Marcus was a boy who didn’t have either his mother or father in his life. At the time of the murder, he was sofa surfing at several people’s houses and was not attending school. He had begun mixing with a bad crowd, and was taken under the wing of an incredible youth worker who was intent on getting Marcus back into education and off the streets. As a result of Marcus distancing himself from this crowd, he began to receive death threats so carried a knife on him for protection. I am in no way condoning this, however I had a duty to listen to both sides and make a judgement.
On the day of the murder, Marcus spent the day at the youth centre with his youth worker. After he left the centre, we went to a convenience shop and left his bike outside the shop. When he came out of the shop, he saw that a young boy was attempting to steal his bike – this was all caught on CCTV and shown to the court. Marcus pushed the young boy off the bike and they appeared to have a heated exchange which resulted in this young boy running home to inform his father of the altercation.
The father then left his place of residence and proceeded to search for Marcus, again, all of this was caught on CCTV. He successfully found Marcus and started to attack him. Marcus was very small in stature; he couldn’t have been more that 5ft 5 and about 9 stone. The father was much taller and looked solid as a rock. After about 30 seconds into the fight, Marcus stabbed the man once in the heart and rode back to young centre. This version of events and the evidence that supported it changed my perspective on things but at not one point did I witness any change in my fellow jurors.
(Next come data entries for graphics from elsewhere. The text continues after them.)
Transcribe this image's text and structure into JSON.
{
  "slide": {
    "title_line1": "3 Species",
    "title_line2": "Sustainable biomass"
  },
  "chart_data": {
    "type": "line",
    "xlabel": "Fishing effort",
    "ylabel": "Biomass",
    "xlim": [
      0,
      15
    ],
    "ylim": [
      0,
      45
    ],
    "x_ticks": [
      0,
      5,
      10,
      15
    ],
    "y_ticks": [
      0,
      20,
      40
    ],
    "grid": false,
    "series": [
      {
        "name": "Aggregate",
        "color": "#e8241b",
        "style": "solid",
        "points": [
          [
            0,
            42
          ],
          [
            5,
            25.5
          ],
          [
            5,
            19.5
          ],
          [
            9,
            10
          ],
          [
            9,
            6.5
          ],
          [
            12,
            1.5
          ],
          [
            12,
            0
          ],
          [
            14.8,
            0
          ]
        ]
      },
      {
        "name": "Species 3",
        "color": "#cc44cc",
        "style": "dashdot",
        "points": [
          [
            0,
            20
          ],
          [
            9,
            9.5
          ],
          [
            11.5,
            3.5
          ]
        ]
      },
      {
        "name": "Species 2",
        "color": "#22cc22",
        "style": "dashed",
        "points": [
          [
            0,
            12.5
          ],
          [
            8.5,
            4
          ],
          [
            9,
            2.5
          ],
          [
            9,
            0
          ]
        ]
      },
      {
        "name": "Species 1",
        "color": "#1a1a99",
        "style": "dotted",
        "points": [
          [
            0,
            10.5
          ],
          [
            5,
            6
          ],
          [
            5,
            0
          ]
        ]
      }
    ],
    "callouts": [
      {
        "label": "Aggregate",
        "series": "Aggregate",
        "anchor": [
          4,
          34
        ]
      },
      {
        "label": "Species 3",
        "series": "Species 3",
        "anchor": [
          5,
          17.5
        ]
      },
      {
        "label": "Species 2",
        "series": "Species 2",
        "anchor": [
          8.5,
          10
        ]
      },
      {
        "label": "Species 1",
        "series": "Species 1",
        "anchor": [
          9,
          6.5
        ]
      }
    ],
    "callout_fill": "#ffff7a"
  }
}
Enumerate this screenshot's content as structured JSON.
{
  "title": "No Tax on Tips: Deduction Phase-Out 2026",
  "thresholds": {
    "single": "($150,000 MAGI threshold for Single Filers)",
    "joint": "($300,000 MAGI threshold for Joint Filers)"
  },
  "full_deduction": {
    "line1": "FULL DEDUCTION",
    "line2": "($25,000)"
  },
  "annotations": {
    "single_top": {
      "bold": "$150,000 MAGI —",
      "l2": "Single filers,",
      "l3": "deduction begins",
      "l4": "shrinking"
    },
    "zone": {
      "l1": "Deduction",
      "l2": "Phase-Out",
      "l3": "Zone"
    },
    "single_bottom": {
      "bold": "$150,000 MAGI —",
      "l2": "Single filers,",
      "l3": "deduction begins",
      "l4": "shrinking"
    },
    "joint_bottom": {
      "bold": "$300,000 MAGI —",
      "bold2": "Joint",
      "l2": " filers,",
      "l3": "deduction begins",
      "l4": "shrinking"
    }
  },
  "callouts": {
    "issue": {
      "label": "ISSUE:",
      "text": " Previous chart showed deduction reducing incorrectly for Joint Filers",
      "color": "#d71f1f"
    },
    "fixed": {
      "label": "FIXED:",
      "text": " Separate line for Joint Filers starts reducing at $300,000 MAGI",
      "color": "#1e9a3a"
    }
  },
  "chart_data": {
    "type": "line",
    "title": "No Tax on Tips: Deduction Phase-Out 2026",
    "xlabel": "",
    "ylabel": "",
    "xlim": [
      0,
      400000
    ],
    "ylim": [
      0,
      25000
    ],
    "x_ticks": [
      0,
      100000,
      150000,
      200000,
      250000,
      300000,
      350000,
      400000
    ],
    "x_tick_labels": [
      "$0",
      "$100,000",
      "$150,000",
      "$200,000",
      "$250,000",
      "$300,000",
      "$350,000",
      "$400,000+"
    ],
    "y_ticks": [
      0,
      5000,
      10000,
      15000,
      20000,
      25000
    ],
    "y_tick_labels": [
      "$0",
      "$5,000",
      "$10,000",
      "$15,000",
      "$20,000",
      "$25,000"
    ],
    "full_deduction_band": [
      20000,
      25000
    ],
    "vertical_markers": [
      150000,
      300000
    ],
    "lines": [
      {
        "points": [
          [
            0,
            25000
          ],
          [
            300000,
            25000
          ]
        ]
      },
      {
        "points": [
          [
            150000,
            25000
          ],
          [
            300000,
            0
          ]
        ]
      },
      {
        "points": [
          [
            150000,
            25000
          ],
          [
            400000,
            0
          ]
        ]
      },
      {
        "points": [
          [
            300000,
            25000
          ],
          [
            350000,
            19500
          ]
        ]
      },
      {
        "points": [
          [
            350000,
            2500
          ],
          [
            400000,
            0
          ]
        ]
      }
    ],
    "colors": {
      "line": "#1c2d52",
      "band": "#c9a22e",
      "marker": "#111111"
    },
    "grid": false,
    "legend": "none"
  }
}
When it was time to deliberate, we went through the motions, examining the exhibits as instructed but as soon as the opportunity arose, the 11 other jurors made their position clear; Marcus was guilty of murder because his intent was clear by carrying a knife. As someone who was more aware of street culture, I knew that it wasn’t as simple as that. I saw that a chain of tragic events led up to this devastating murder but I believed that the crime was manslaughter. I pled my case, reminding the others that father attacked Marcus first; that Marcus was lithe; that Marcus stabbed only once; and that Marcus ran straight to inform a trusted adult about what had just taken place. They were not having any of it – Marcus was described as a thug and needed to be sent down to serve the maximum sentence. I was woefully outvoted by a 11-1 majority and Marcus was found guilty and was sentenced life, to serve a minimum of 17 years.
I was heartbroken – not just for this remorseful young boy who would have to serve his own internal life sentence, but I was also heartbroken at the way in which his life, circumstances and the situation was completely disregarded by the other jury members. The rhetoric was clear – I felt that I had just spent the last three weeks with a bunch of unsympathetic racists. I will never forget this experience and it showed me that I’d better never get into any trouble myself because if I had the same jury, I would not be seeing the light of day anytime soon.
Prejudice played a key role in Marcus’ fate – the evidence became a formality. How do we address the role of preconceptions in the role of jurors? How do apply empathy when we are dealing with our youth? How do we build knowledge about the challenges some offenders face in the lead up to their crimes? These questions need to be considered as part of the overall reform of the criminal justice system. What is our objective? Punishment or rehabilitation?